Bavarian broadcaster Bayerischer Rundfunk reported on Friday that a female security officer was responsible for allowing the man to disappear into the crowd. In surveillance videos the middle-aged, average-looking, English-speaking man put on his jacket, packed up his computer, and simply left the security area “completely calm” instead of staying for a second round of checks.

The woman conducting tests on the computer should not have let the man from her sight, Hillenbrand told the station.

“That is clearly compulsory, it’s in the training,” he said.

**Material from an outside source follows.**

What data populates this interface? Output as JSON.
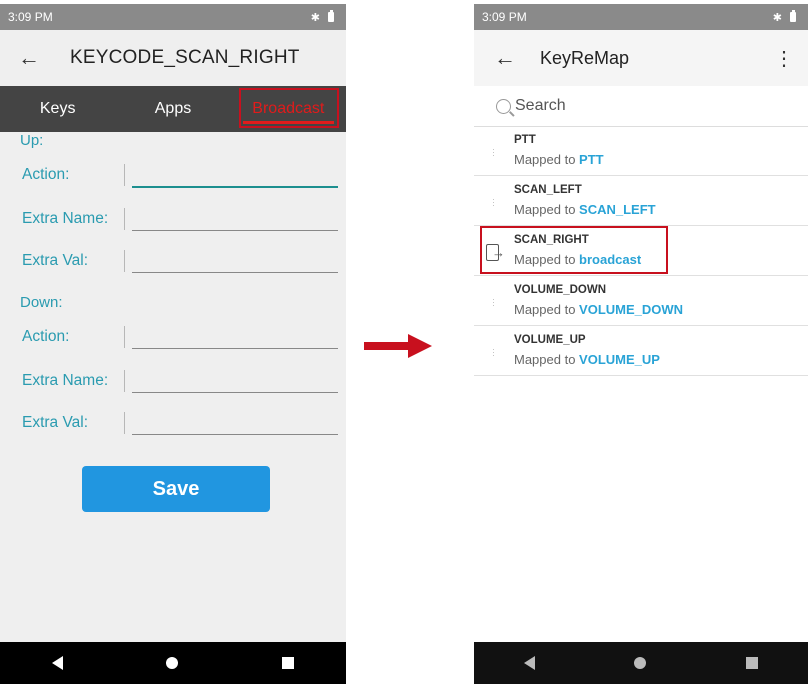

After the first mistake, the woman ran after the man, but did not find him. Then security officials waited 10 minutes to alert police, though protocol dictates they should do so immediately.

The events led to a massive police operation of some 1,000 police officers, who secured and closed off parts of Terminal 2. The fourth floor of the terminal, used for flights within Germany and Europe's passport-free Schengen Area, was evacuated and all docked planes were stopped. About 100 flights were delayed or cancelled during the alert.

The man is still at large.

For now, the woman is not allowed to perform her security duties, but there is apparently no discussion of her being suspended, Hillenbrand told Bayerischer Rundfunk.

As the debate over where to lay blame continues, officials and politicians are asking whether there is enough well-trained airport security and whether they are adequately compensated for the strain of their jobs.